Russell Investments and Harris/Decima Retirement Research Highlights
- 63% of Canadians surveyed have remained confident during the economic
- 78% still expect to retire at or before 65 years of age.
- 94% maintained their investments or increased their portfolio
holdings in volatile markets.
TORONTO, March 15 /CNW/ - Most Canadians are unaware of how much income potential their retirement portfolio can generate.
A recent poll by Russell Investments Canada Limited and Harris/Decima of investors aged 42 years and over, with a household income of $50,000 or more, revealed that 88% of investors don't know that the bulk of their investment income in retirement can be generated from growth that occurs during retirement.
"Many Canadians still believe that once they retire, their investments retire as well. But by working with an advisor and investing in retirement solutions that can continue to grow during retirement, investors can feel assured knowing that close to 60% of retirement income can be generated during retirement," says Fred Pinto, Managing Director of Distribution Services at Russell Investments Canada Limited.
Pinto helped develop a previous Russell retirement report, entitled: "The Russell 10/30/60 Retirement Rule". The Rule concludes that investment earnings during retirement could come from 10% initial savings during the working years, 30% pre-retirement investment growth, and as much as 60% from growth after retirement - this all depends on having the right asset mix of bonds and equities.
Canadians underestimate investment growth during retirement
The retirement report also discovered that investors believe that 49% of their retirement income will come from money saved during their working years. Meanwhile, investors think the growth of their pre-retirement savings will provide for 31% of their spending in their golden years. Investors thought that investments will only account for 20% of their potential income during retirement.
"If investors continue to underestimate the need for investment growth during retirement, they could become too conservative with their investments and potentially miss out on generating that very important 60% of their investment income during retirement," explains Pinto.
"That's why it is important to remain invested in some allocation to equities during your retirement years. You need to continue to grow your portfolio to protect against inflation and rising costs such as health care. Remember, it's not the end of the investment journey when you retire."
Most Canadians remain confident about their retirement plans.
Despite greater market and economic volatility recently, only 37% of Canadians report some loss of confidence in their retirement finances.

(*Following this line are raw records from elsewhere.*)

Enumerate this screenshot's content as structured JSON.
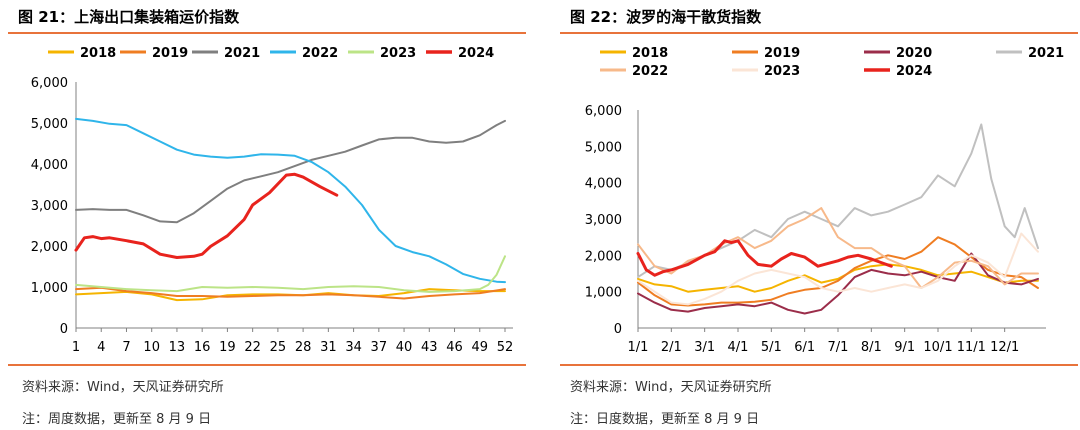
{
  "left": {
    "title": "图 21：上海出口集装箱运价指数",
    "source": "资料来源：Wind，天风证券研究所",
    "note": "注：周度数据，更新至 8 月 9 日"
  },
  "right": {
    "title": "图 22：波罗的海干散货指数",
    "source": "资料来源：Wind，天风证券研究所",
    "note": "注：日度数据，更新至 8 月 9 日"
  },
  "chart_data": [
    {
      "type": "line",
      "title": "图 21：上海出口集装箱运价指数",
      "xlabel": "",
      "ylabel": "",
      "x_ticks": [
        1,
        4,
        7,
        10,
        13,
        16,
        19,
        22,
        25,
        28,
        31,
        34,
        37,
        40,
        43,
        46,
        49,
        52
      ],
      "xlim": [
        1,
        52
      ],
      "ylim": [
        0,
        6000
      ],
      "y_ticks": [
        0,
        1000,
        2000,
        3000,
        4000,
        5000,
        6000
      ],
      "legend_position": "top",
      "series": [
        {
          "name": "2018",
          "color": "#f5b400",
          "x": [
            1,
            4,
            7,
            10,
            13,
            16,
            19,
            22,
            25,
            28,
            31,
            34,
            37,
            40,
            43,
            46,
            49,
            52
          ],
          "values": [
            820,
            850,
            880,
            820,
            680,
            700,
            800,
            820,
            820,
            800,
            850,
            800,
            780,
            850,
            950,
            920,
            900,
            900
          ]
        },
        {
          "name": "2019",
          "color": "#ef7d22",
          "x": [
            1,
            4,
            7,
            10,
            13,
            16,
            19,
            22,
            25,
            28,
            31,
            34,
            37,
            40,
            43,
            46,
            49,
            52
          ],
          "values": [
            950,
            980,
            900,
            850,
            780,
            780,
            760,
            780,
            800,
            800,
            820,
            800,
            760,
            720,
            780,
            820,
            850,
            950
          ]
        },
        {
          "name": "2021",
          "color": "#7f7f7f",
          "x": [
            1,
            3,
            5,
            7,
            9,
            11,
            13,
            15,
            17,
            19,
            21,
            23,
            25,
            27,
            29,
            31,
            33,
            35,
            37,
            39,
            41,
            43,
            45,
            47,
            49,
            51,
            52
          ],
          "values": [
            2880,
            2900,
            2880,
            2880,
            2750,
            2600,
            2580,
            2800,
            3100,
            3400,
            3600,
            3700,
            3800,
            3950,
            4100,
            4200,
            4300,
            4450,
            4600,
            4640,
            4640,
            4550,
            4520,
            4550,
            4700,
            4950,
            5050
          ]
        },
        {
          "name": "2022",
          "color": "#2fb5ea",
          "x": [
            1,
            3,
            5,
            7,
            9,
            11,
            13,
            15,
            17,
            19,
            21,
            23,
            25,
            27,
            29,
            31,
            33,
            35,
            37,
            39,
            41,
            43,
            45,
            47,
            49,
            51,
            52
          ],
          "values": [
            5100,
            5050,
            4980,
            4950,
            4750,
            4550,
            4350,
            4230,
            4180,
            4150,
            4180,
            4240,
            4230,
            4200,
            4050,
            3800,
            3450,
            3000,
            2400,
            2000,
            1850,
            1750,
            1550,
            1320,
            1200,
            1130,
            1120
          ]
        },
        {
          "name": "2023",
          "color": "#bce487",
          "x": [
            1,
            4,
            7,
            10,
            13,
            16,
            19,
            22,
            25,
            28,
            31,
            34,
            37,
            40,
            43,
            46,
            49,
            50,
            51,
            52
          ],
          "values": [
            1050,
            1000,
            950,
            920,
            900,
            1000,
            980,
            1000,
            980,
            950,
            1000,
            1020,
            1000,
            920,
            880,
            900,
            950,
            1050,
            1300,
            1750
          ]
        },
        {
          "name": "2024",
          "color": "#e8231d",
          "x": [
            1,
            2,
            3,
            4,
            5,
            7,
            9,
            11,
            13,
            15,
            16,
            17,
            19,
            21,
            22,
            24,
            26,
            27,
            28,
            30,
            32
          ],
          "values": [
            1900,
            2200,
            2230,
            2180,
            2200,
            2130,
            2050,
            1800,
            1720,
            1750,
            1800,
            1990,
            2250,
            2650,
            3000,
            3300,
            3730,
            3750,
            3680,
            3450,
            3240
          ]
        }
      ]
    },
    {
      "type": "line",
      "title": "图 22：波罗的海干散货指数",
      "xlabel": "",
      "ylabel": "",
      "x_ticks": [
        "1/1",
        "2/1",
        "3/1",
        "4/1",
        "5/1",
        "6/1",
        "7/1",
        "8/1",
        "9/1",
        "10/1",
        "11/1",
        "12/1"
      ],
      "xlim": [
        0,
        12
      ],
      "ylim": [
        0,
        6000
      ],
      "y_ticks": [
        0,
        1000,
        2000,
        3000,
        4000,
        5000,
        6000
      ],
      "legend_position": "top",
      "series": [
        {
          "name": "2018",
          "color": "#f5b400",
          "x": [
            0,
            0.5,
            1,
            1.5,
            2,
            2.5,
            3,
            3.5,
            4,
            4.5,
            5,
            5.5,
            6,
            6.5,
            7,
            7.5,
            8,
            8.5,
            9,
            9.5,
            10,
            10.5,
            11,
            11.5,
            12
          ],
          "values": [
            1350,
            1200,
            1150,
            1000,
            1050,
            1100,
            1150,
            1000,
            1100,
            1300,
            1450,
            1250,
            1350,
            1600,
            1700,
            1750,
            1700,
            1600,
            1450,
            1500,
            1550,
            1400,
            1250,
            1300,
            1300
          ]
        },
        {
          "name": "2019",
          "color": "#ef7d22",
          "x": [
            0,
            0.5,
            1,
            1.5,
            2,
            2.5,
            3,
            3.5,
            4,
            4.5,
            5,
            5.5,
            6,
            6.5,
            7,
            7.5,
            8,
            8.5,
            9,
            9.5,
            10,
            10.5,
            11,
            11.5,
            12
          ],
          "values": [
            1250,
            900,
            650,
            620,
            650,
            700,
            700,
            720,
            780,
            950,
            1050,
            1100,
            1300,
            1650,
            1850,
            2000,
            1900,
            2100,
            2500,
            2300,
            1950,
            1600,
            1450,
            1400,
            1100
          ]
        },
        {
          "name": "2020",
          "color": "#9b2d4a",
          "x": [
            0,
            0.5,
            1,
            1.5,
            2,
            2.5,
            3,
            3.5,
            4,
            4.5,
            5,
            5.5,
            6,
            6.5,
            7,
            7.5,
            8,
            8.5,
            9,
            9.5,
            10,
            10.5,
            11,
            11.5,
            12
          ],
          "values": [
            950,
            700,
            500,
            450,
            550,
            600,
            650,
            600,
            700,
            500,
            400,
            500,
            900,
            1400,
            1600,
            1500,
            1450,
            1550,
            1400,
            1300,
            2050,
            1450,
            1250,
            1200,
            1350
          ]
        },
        {
          "name": "2021",
          "color": "#c0c0c0",
          "x": [
            0,
            0.5,
            1,
            1.5,
            2,
            2.5,
            3,
            3.5,
            4,
            4.5,
            5,
            5.5,
            6,
            6.5,
            7,
            7.5,
            8,
            8.5,
            9,
            9.5,
            10,
            10.3,
            10.6,
            11,
            11.3,
            11.6,
            12
          ],
          "values": [
            1400,
            1700,
            1600,
            1800,
            2000,
            2200,
            2400,
            2700,
            2500,
            3000,
            3200,
            3000,
            2800,
            3300,
            3100,
            3200,
            3400,
            3600,
            4200,
            3900,
            4800,
            5600,
            4100,
            2800,
            2500,
            3300,
            2200
          ]
        },
        {
          "name": "2022",
          "color": "#f7b98a",
          "x": [
            0,
            0.5,
            1,
            1.5,
            2,
            2.5,
            3,
            3.5,
            4,
            4.5,
            5,
            5.5,
            6,
            6.5,
            7,
            7.5,
            8,
            8.5,
            9,
            9.5,
            10,
            10.5,
            11,
            11.5,
            12
          ],
          "values": [
            2300,
            1700,
            1500,
            1850,
            2000,
            2300,
            2500,
            2200,
            2400,
            2800,
            3000,
            3300,
            2500,
            2200,
            2200,
            1900,
            1700,
            1100,
            1400,
            1800,
            1850,
            1700,
            1200,
            1500,
            1500
          ]
        },
        {
          "name": "2023",
          "color": "#fbe5d6",
          "x": [
            0,
            0.5,
            1,
            1.5,
            2,
            2.5,
            3,
            3.5,
            4,
            4.5,
            5,
            5.5,
            6,
            6.5,
            7,
            7.5,
            8,
            8.5,
            9,
            9.5,
            10,
            10.5,
            11,
            11.5,
            12
          ],
          "values": [
            1300,
            1000,
            700,
            650,
            800,
            1000,
            1300,
            1500,
            1600,
            1500,
            1400,
            1100,
            1000,
            1100,
            1000,
            1100,
            1200,
            1100,
            1300,
            1700,
            2000,
            1800,
            1400,
            2600,
            2100
          ]
        },
        {
          "name": "2024",
          "color": "#e8231d",
          "x": [
            0,
            0.25,
            0.5,
            0.75,
            1,
            1.5,
            2,
            2.3,
            2.6,
            2.8,
            3,
            3.3,
            3.6,
            4,
            4.3,
            4.6,
            5,
            5.4,
            5.8,
            6,
            6.3,
            6.6,
            7,
            7.3,
            7.6
          ],
          "values": [
            2050,
            1600,
            1450,
            1550,
            1600,
            1750,
            2000,
            2100,
            2400,
            2350,
            2400,
            2000,
            1750,
            1700,
            1900,
            2050,
            1950,
            1700,
            1800,
            1850,
            1950,
            2000,
            1900,
            1800,
            1700
          ]
        }
      ]
    }
  ]
}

In comparison, 53% of Canadians surveyed say their confidence level has not been impacted and 10% are even more confident that they'll have enough in retirement.
Just as telling, 29% of pre-retirees still plan to retire at 65 years of age, while 49% expect to retire before age 65. Only 22% of those surveyed expect to retire after age 65.
Most left their investments unchanged in volatile markets
Throughout the recent market downturn, a remarkable 78% of Canadian investors have kept their investments unchanged as they wait for economic improvements to take hold. Another 16% have taken advantage of market volatility to increased their investments and seize new opportunities. A mere 7% sold their investments and retreated from uncertain markets.
"Retirement remains at the forefront of many Canadians' minds, especially in light of the market events that we've experience over the past two years," says Pinto.
"Russell continues to stand behind our advice to investors: Don't retire from investing. Invest for retirement. We also will continue to provide retirement knowledge and research in an effort to help Canadians take action and start planning for a financially healthy retirement with the help of a financial advisor."
To get access to more of Russell's retirement research report, visit: www.myfinanciallyhealthyretirement.com
Founded in 1936, Russell Investments is a global financial services firm that serves institutional investors, financial advisers and individuals in more than 40 countries. Over the course of its history, Russell's innovations have come to define many of the practices that are standard in the investment world today, and have earned the company a reputation for excellence and leadership.
Through a unique combination of wide-ranging and inter-linked businesses, Russell delivers financial products, services and advice. A pioneer, Russell began its strategic pension fund consulting business in 1969 and today is trusted by many well-known worldwide institutions for investment advice. The firm has approximately $184.9 billion CDN in assets under management (as at 31/12/09) in its investment funds, retirement products and institutional funds, and is well recognized for its depth of research and quality of manager selection.